When he passed them out yesterday, he was hoping we could figure out how to make them work.”

  He met their eyes again. “They're not for communicating. But they do involve thoughts. The sphere are records. They store thoughts and experiences – and the one I had contains the experiences of an Ancient, someone who lived over two hundred years ago!”

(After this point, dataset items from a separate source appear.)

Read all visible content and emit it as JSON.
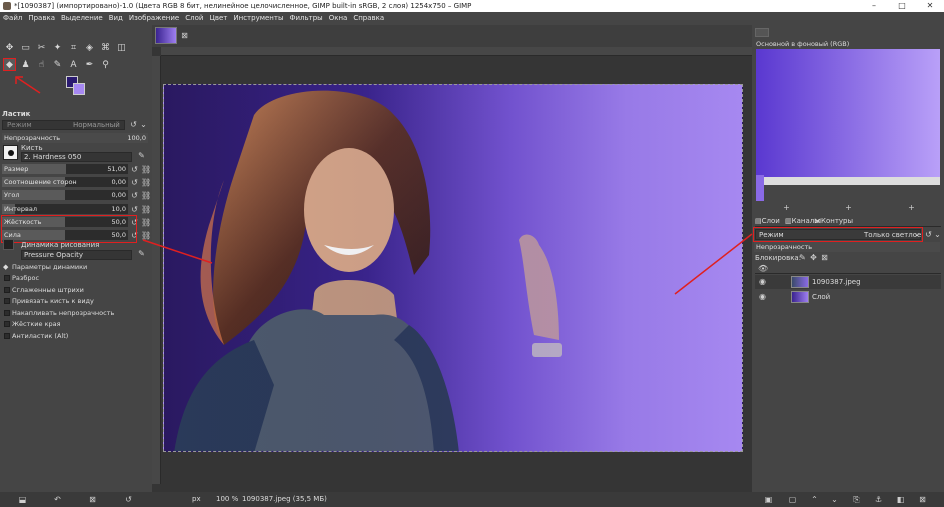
{
  "titlebar": {
    "title": "*[1090387] (импортировано)-1.0 (Цвета RGB 8 бит, нелинейное целочисленное, GIMP built-in sRGB, 2 слоя) 1254x750 – GIMP"
  },
  "menu": [
    "Файл",
    "Правка",
    "Выделение",
    "Вид",
    "Изображение",
    "Слой",
    "Цвет",
    "Инструменты",
    "Фильтры",
    "Окна",
    "Справка"
  ],
  "tool_options": {
    "title": "Ластик",
    "mode_label": "Режим",
    "mode_value": "Нормальный",
    "opacity_label": "Непрозрачность",
    "opacity_value": "100,0",
    "brush_label": "Кисть",
    "brush_value": "2. Hardness 050",
    "sliders": [
      {
        "label": "Размер",
        "value": "51,00",
        "fraction": 0.51
      },
      {
        "label": "Соотношение сторон",
        "value": "0,00",
        "fraction": 0.5
      },
      {
        "label": "Угол",
        "value": "0,00",
        "fraction": 0.5
      },
      {
        "label": "Интервал",
        "value": "10,0",
        "fraction": 0.1
      },
      {
        "label": "Жёсткость",
        "value": "50,0",
        "fraction": 0.5
      },
      {
        "label": "Сила",
        "value": "50,0",
        "fraction": 0.5
      }
    ],
    "dynamics_label": "Динамика рисования",
    "dynamics_value": "Pressure Opacity",
    "dynamics_params_label": "Параметры динамики",
    "options": [
      "Разброс",
      "Сглаженные штрихи",
      "Привязать кисть к виду",
      "Накапливать непрозрачность",
      "Жёсткие края",
      "Антиластик (Alt)"
    ]
  },
  "status": {
    "unit": "px",
    "zoom": "100 %",
    "info": "1090387.jpeg (35,5 МБ)"
  },
  "right": {
    "navigator_label": "Основной в фоновый (RGB)",
    "tabs": [
      "Слои",
      "Каналы",
      "Контуры"
    ],
    "mode_label": "Режим",
    "mode_value": "Только светлое",
    "opacity_label": "Непрозрачность",
    "lock_label": "Блокировка:",
    "layers": [
      {
        "name": "1090387.jpeg"
      },
      {
        "name": "Слой"
      }
    ]
  },
  "colors": {
    "highlight": "#e02020",
    "gradient_start": "#2a1960",
    "gradient_end": "#aa8cf2"
  }
}
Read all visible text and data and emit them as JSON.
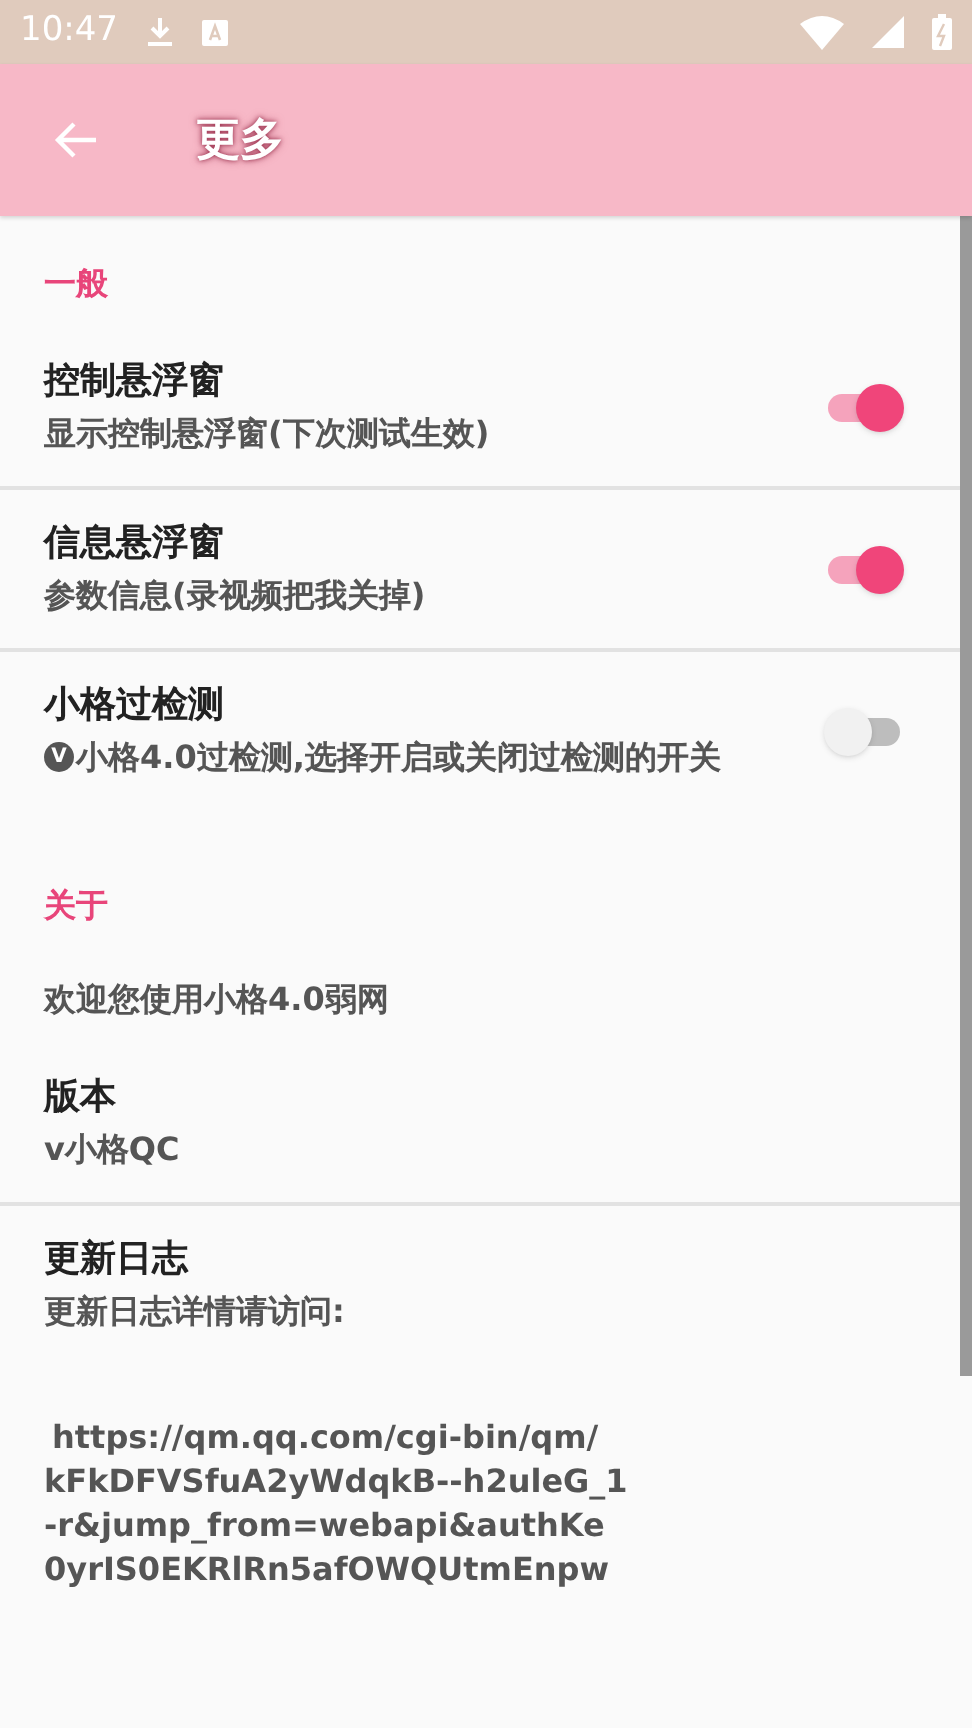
{
  "status_bar": {
    "time": "10:47"
  },
  "app_bar": {
    "title": "更多"
  },
  "sections": [
    {
      "header": "一般",
      "items": [
        {
          "kind": "switch",
          "title": "控制悬浮窗",
          "summary": "显示控制悬浮窗(下次测试生效)",
          "on": true,
          "divider": true
        },
        {
          "kind": "switch",
          "title": "信息悬浮窗",
          "summary": "参数信息(录视频把我关掉)",
          "on": true,
          "divider": true
        },
        {
          "kind": "switch",
          "title": "小格过检测",
          "summary": "小格4.0过检测,选择开启或关闭过检测的开关",
          "badge": "V",
          "on": false,
          "divider": false
        }
      ]
    },
    {
      "header": "关于",
      "items": [
        {
          "kind": "text",
          "summary": "欢迎您使用小格4.0弱网",
          "divider": false
        },
        {
          "kind": "text",
          "title": "版本",
          "summary": "v小格QC",
          "divider": true
        },
        {
          "kind": "text",
          "title": "更新日志",
          "summary": "更新日志详情请访问:",
          "divider": false
        },
        {
          "kind": "link",
          "lines": [
            "https://qm.qq.com/cgi-bin/qm/",
            "kFkDFVSfuA2yWdqkB--h2uleG_1",
            "-r&jump_from=webapi&authKe",
            "0yrIS0EKRlRn5afOWQUtmEnpw"
          ]
        }
      ]
    }
  ]
}
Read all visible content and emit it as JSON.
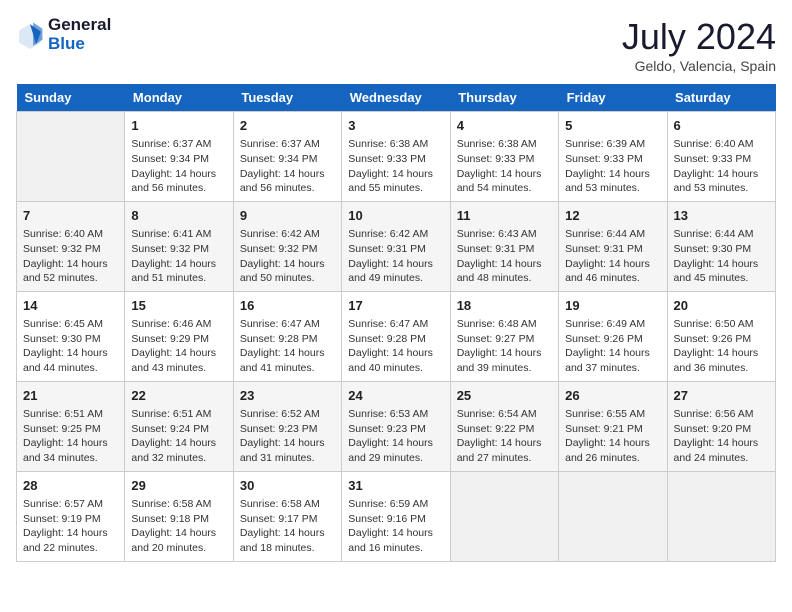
{
  "header": {
    "logo_line1": "General",
    "logo_line2": "Blue",
    "month": "July 2024",
    "location": "Geldo, Valencia, Spain"
  },
  "weekdays": [
    "Sunday",
    "Monday",
    "Tuesday",
    "Wednesday",
    "Thursday",
    "Friday",
    "Saturday"
  ],
  "weeks": [
    [
      {
        "day": null
      },
      {
        "day": "1",
        "sunrise": "6:37 AM",
        "sunset": "9:34 PM",
        "daylight": "14 hours and 56 minutes."
      },
      {
        "day": "2",
        "sunrise": "6:37 AM",
        "sunset": "9:34 PM",
        "daylight": "14 hours and 56 minutes."
      },
      {
        "day": "3",
        "sunrise": "6:38 AM",
        "sunset": "9:33 PM",
        "daylight": "14 hours and 55 minutes."
      },
      {
        "day": "4",
        "sunrise": "6:38 AM",
        "sunset": "9:33 PM",
        "daylight": "14 hours and 54 minutes."
      },
      {
        "day": "5",
        "sunrise": "6:39 AM",
        "sunset": "9:33 PM",
        "daylight": "14 hours and 53 minutes."
      },
      {
        "day": "6",
        "sunrise": "6:40 AM",
        "sunset": "9:33 PM",
        "daylight": "14 hours and 53 minutes."
      }
    ],
    [
      {
        "day": "7",
        "sunrise": "6:40 AM",
        "sunset": "9:32 PM",
        "daylight": "14 hours and 52 minutes."
      },
      {
        "day": "8",
        "sunrise": "6:41 AM",
        "sunset": "9:32 PM",
        "daylight": "14 hours and 51 minutes."
      },
      {
        "day": "9",
        "sunrise": "6:42 AM",
        "sunset": "9:32 PM",
        "daylight": "14 hours and 50 minutes."
      },
      {
        "day": "10",
        "sunrise": "6:42 AM",
        "sunset": "9:31 PM",
        "daylight": "14 hours and 49 minutes."
      },
      {
        "day": "11",
        "sunrise": "6:43 AM",
        "sunset": "9:31 PM",
        "daylight": "14 hours and 48 minutes."
      },
      {
        "day": "12",
        "sunrise": "6:44 AM",
        "sunset": "9:31 PM",
        "daylight": "14 hours and 46 minutes."
      },
      {
        "day": "13",
        "sunrise": "6:44 AM",
        "sunset": "9:30 PM",
        "daylight": "14 hours and 45 minutes."
      }
    ],
    [
      {
        "day": "14",
        "sunrise": "6:45 AM",
        "sunset": "9:30 PM",
        "daylight": "14 hours and 44 minutes."
      },
      {
        "day": "15",
        "sunrise": "6:46 AM",
        "sunset": "9:29 PM",
        "daylight": "14 hours and 43 minutes."
      },
      {
        "day": "16",
        "sunrise": "6:47 AM",
        "sunset": "9:28 PM",
        "daylight": "14 hours and 41 minutes."
      },
      {
        "day": "17",
        "sunrise": "6:47 AM",
        "sunset": "9:28 PM",
        "daylight": "14 hours and 40 minutes."
      },
      {
        "day": "18",
        "sunrise": "6:48 AM",
        "sunset": "9:27 PM",
        "daylight": "14 hours and 39 minutes."
      },
      {
        "day": "19",
        "sunrise": "6:49 AM",
        "sunset": "9:26 PM",
        "daylight": "14 hours and 37 minutes."
      },
      {
        "day": "20",
        "sunrise": "6:50 AM",
        "sunset": "9:26 PM",
        "daylight": "14 hours and 36 minutes."
      }
    ],
    [
      {
        "day": "21",
        "sunrise": "6:51 AM",
        "sunset": "9:25 PM",
        "daylight": "14 hours and 34 minutes."
      },
      {
        "day": "22",
        "sunrise": "6:51 AM",
        "sunset": "9:24 PM",
        "daylight": "14 hours and 32 minutes."
      },
      {
        "day": "23",
        "sunrise": "6:52 AM",
        "sunset": "9:23 PM",
        "daylight": "14 hours and 31 minutes."
      },
      {
        "day": "24",
        "sunrise": "6:53 AM",
        "sunset": "9:23 PM",
        "daylight": "14 hours and 29 minutes."
      },
      {
        "day": "25",
        "sunrise": "6:54 AM",
        "sunset": "9:22 PM",
        "daylight": "14 hours and 27 minutes."
      },
      {
        "day": "26",
        "sunrise": "6:55 AM",
        "sunset": "9:21 PM",
        "daylight": "14 hours and 26 minutes."
      },
      {
        "day": "27",
        "sunrise": "6:56 AM",
        "sunset": "9:20 PM",
        "daylight": "14 hours and 24 minutes."
      }
    ],
    [
      {
        "day": "28",
        "sunrise": "6:57 AM",
        "sunset": "9:19 PM",
        "daylight": "14 hours and 22 minutes."
      },
      {
        "day": "29",
        "sunrise": "6:58 AM",
        "sunset": "9:18 PM",
        "daylight": "14 hours and 20 minutes."
      },
      {
        "day": "30",
        "sunrise": "6:58 AM",
        "sunset": "9:17 PM",
        "daylight": "14 hours and 18 minutes."
      },
      {
        "day": "31",
        "sunrise": "6:59 AM",
        "sunset": "9:16 PM",
        "daylight": "14 hours and 16 minutes."
      },
      {
        "day": null
      },
      {
        "day": null
      },
      {
        "day": null
      }
    ]
  ]
}
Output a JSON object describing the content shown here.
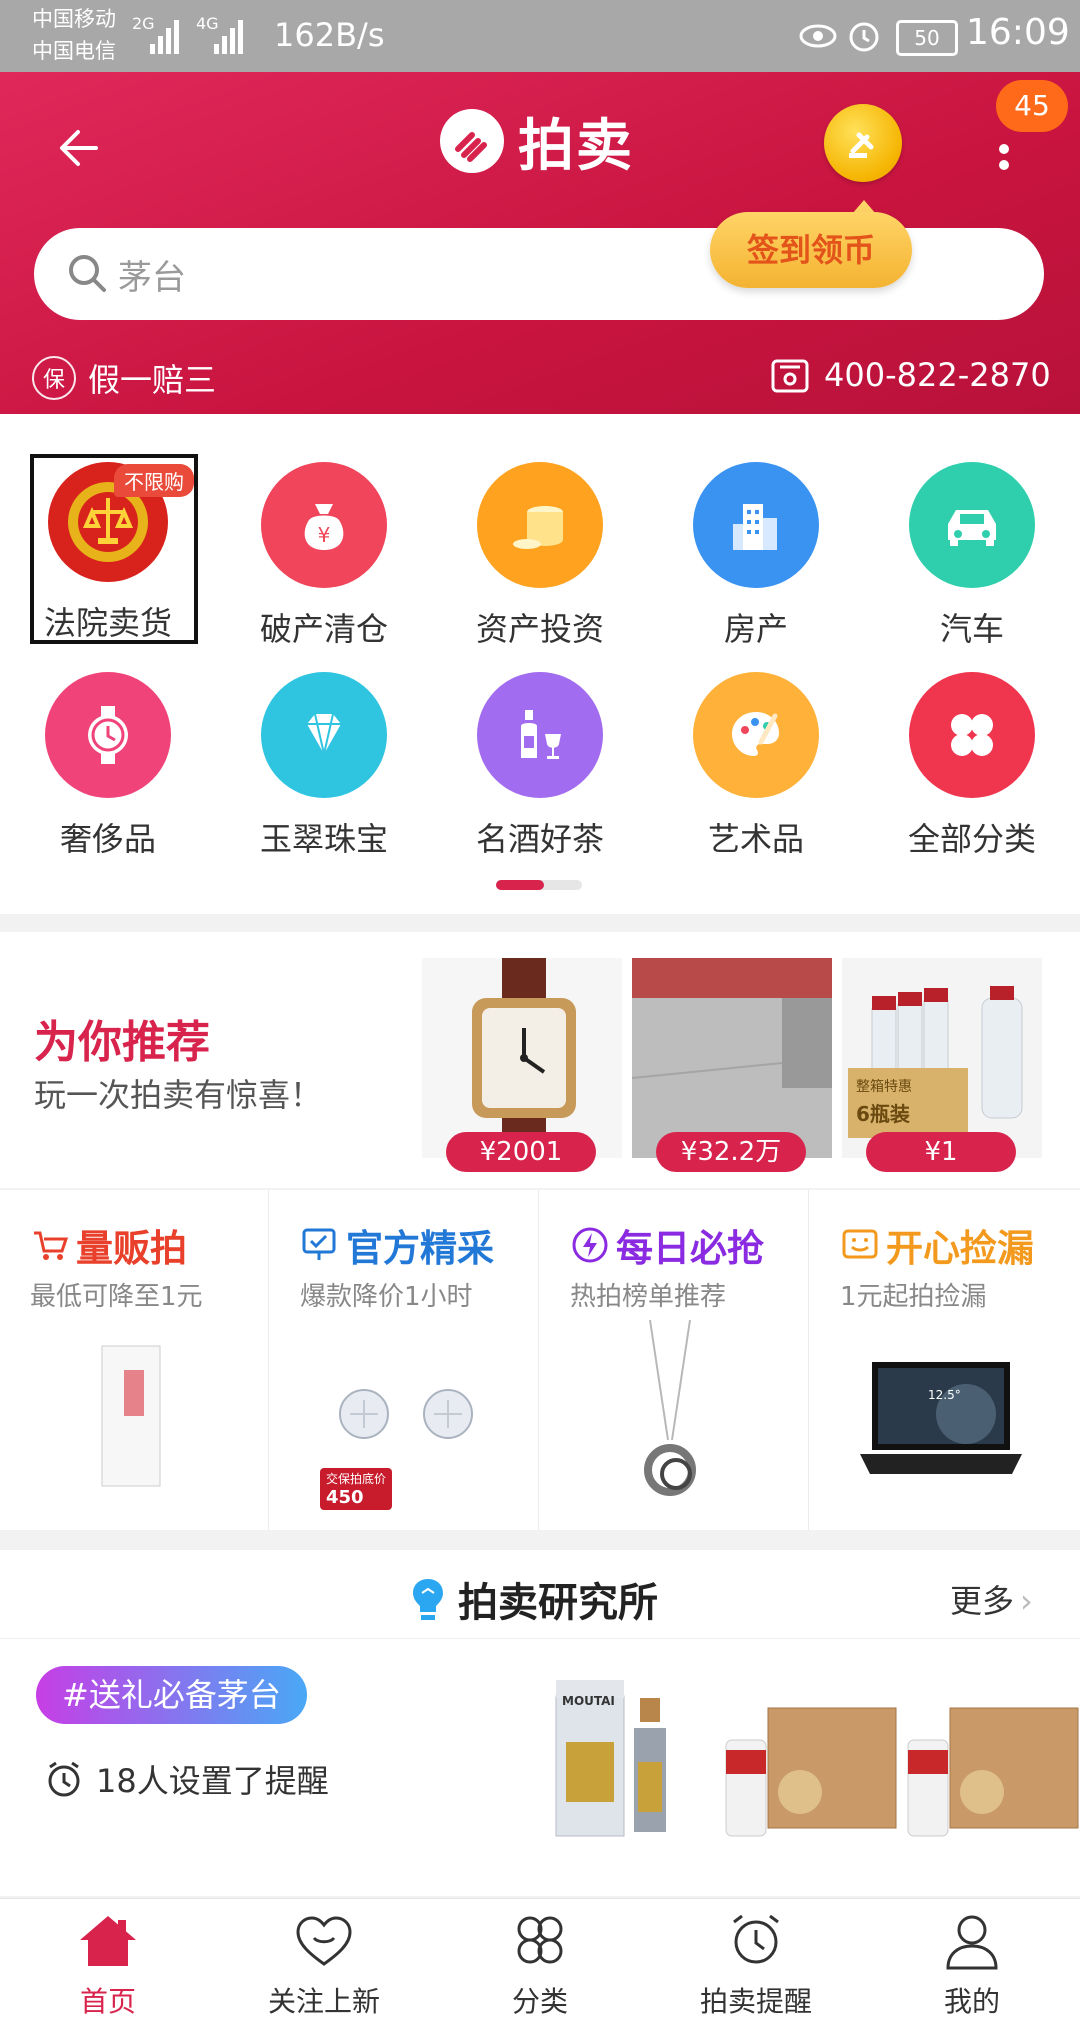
{
  "status_bar": {
    "carrier1": "中国移动",
    "carrier2": "中国电信",
    "net1": "2G",
    "net2": "4G",
    "speed": "162B/s",
    "battery": "50",
    "time": "16:09"
  },
  "header": {
    "logo_text": "拍卖",
    "badge_count": "45",
    "search_placeholder": "茅台",
    "signin_label": "签到领币",
    "guarantee": "假一赔三",
    "guarantee_icon_text": "保",
    "phone": "400-822-2870"
  },
  "categories": [
    {
      "label": "法院卖货",
      "badge": "不限购",
      "icon": "court-emblem-icon",
      "color": "#d8231c"
    },
    {
      "label": "破产清仓",
      "icon": "money-bag-icon",
      "color": "#f0455a"
    },
    {
      "label": "资产投资",
      "icon": "coins-icon",
      "color": "#ffa21f"
    },
    {
      "label": "房产",
      "icon": "building-icon",
      "color": "#3a93f0"
    },
    {
      "label": "汽车",
      "icon": "car-icon",
      "color": "#2fcfae"
    },
    {
      "label": "奢侈品",
      "icon": "watch-icon",
      "color": "#f0437a"
    },
    {
      "label": "玉翠珠宝",
      "icon": "diamond-icon",
      "color": "#2fc4e0"
    },
    {
      "label": "名酒好茶",
      "icon": "wine-icon",
      "color": "#a26cf0"
    },
    {
      "label": "艺术品",
      "icon": "palette-icon",
      "color": "#ffb13a"
    },
    {
      "label": "全部分类",
      "icon": "clover-icon",
      "color": "#f0364f"
    }
  ],
  "recommend": {
    "title": "为你推荐",
    "subtitle": "玩一次拍卖有惊喜！",
    "items": [
      {
        "price": "¥2001"
      },
      {
        "price": "¥32.2万"
      },
      {
        "price": "¥1",
        "box_text1": "整箱特惠",
        "box_text2": "6瓶装"
      }
    ]
  },
  "promos": [
    {
      "title": "量贩拍",
      "subtitle": "最低可降至1元",
      "color": "#e8402b"
    },
    {
      "title": "官方精采",
      "subtitle": "爆款降价1小时",
      "color": "#2278d6",
      "tag_top": "交保拍底价",
      "tag_price": "450"
    },
    {
      "title": "每日必抢",
      "subtitle": "热拍榜单推荐",
      "color": "#8a2be2"
    },
    {
      "title": "开心捡漏",
      "subtitle": "1元起拍捡漏",
      "color": "#f39a1e",
      "screen_text": "12.5°"
    }
  ],
  "lab": {
    "title": "拍卖研究所",
    "more": "更多",
    "tag": "#送礼必备茅台",
    "reminder": "18人设置了提醒",
    "moutai_label": "MOUTAI"
  },
  "tabs": [
    {
      "label": "首页",
      "icon": "home-icon",
      "active": true
    },
    {
      "label": "关注上新",
      "icon": "heart-icon",
      "active": false
    },
    {
      "label": "分类",
      "icon": "category-icon",
      "active": false
    },
    {
      "label": "拍卖提醒",
      "icon": "alarm-icon",
      "active": false
    },
    {
      "label": "我的",
      "icon": "user-icon",
      "active": false
    }
  ],
  "colors": {
    "brand": "#d8234c",
    "active_tab": "#d8234c"
  }
}
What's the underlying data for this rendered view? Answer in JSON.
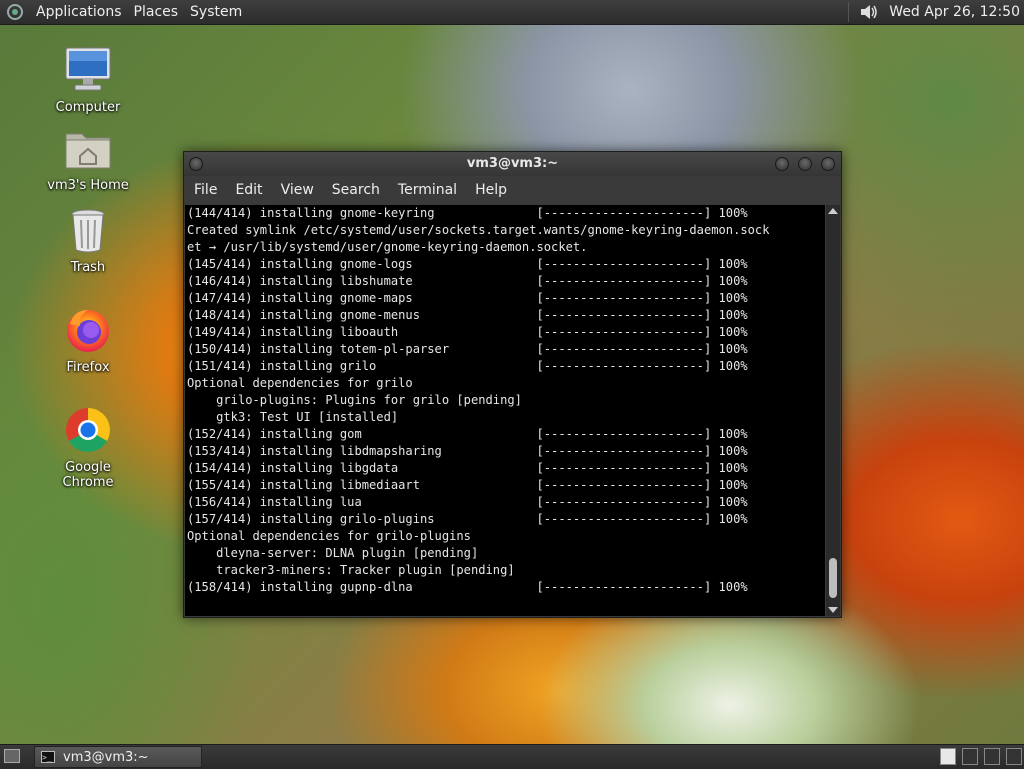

  Xander watched their faces as Kareef explained how he had discovered that fact. Surprise changed to skepticism, then changed again, to wonder.

  “...and that's when I told Xander,” he concluded. “And got him to see for himself.”

  “Thank you, Kareef,” Xander said. He eyed the recent graduates while he tried to find the right words to continue. “I wanted you all to hear this from him, and not just because it was his discovery. I want you all to note how he discovered it.”

  “By falling asleep?” said Esteban.

  “No. I mean his methodology. It's so important that the Ancients used to call it the Scientific Method. I want you all to understand it, because, in a way, you are all all going to be scientists, creating a new science I'll call psionics, but that most people will just think of as a kind of magic.

  “It begins with an observation,” he told them. “A science is an organized body of knowledge about some part of the world around us. The Ancients had many sciences. Biology was the science of living things. It's name comes from an old word that meant life. Geology was another science.”

  “From an ancient word for rock?” Carolyn asked. “I read somewhere that geologists studied rock formations.”

  “Actually,” said Xander, “it's from an ancient word for Earth, which is why maps can be used to express geography. But you have the basic idea right. A lot of the Ancient names for sciences ended in '-ology' which meant 'the study of' or 'the words about' because logos meant 'word'. There are exceptions: physics is the study of matter, energy, and motion, and chemistry is the study of how different kinds of matter combine and behave.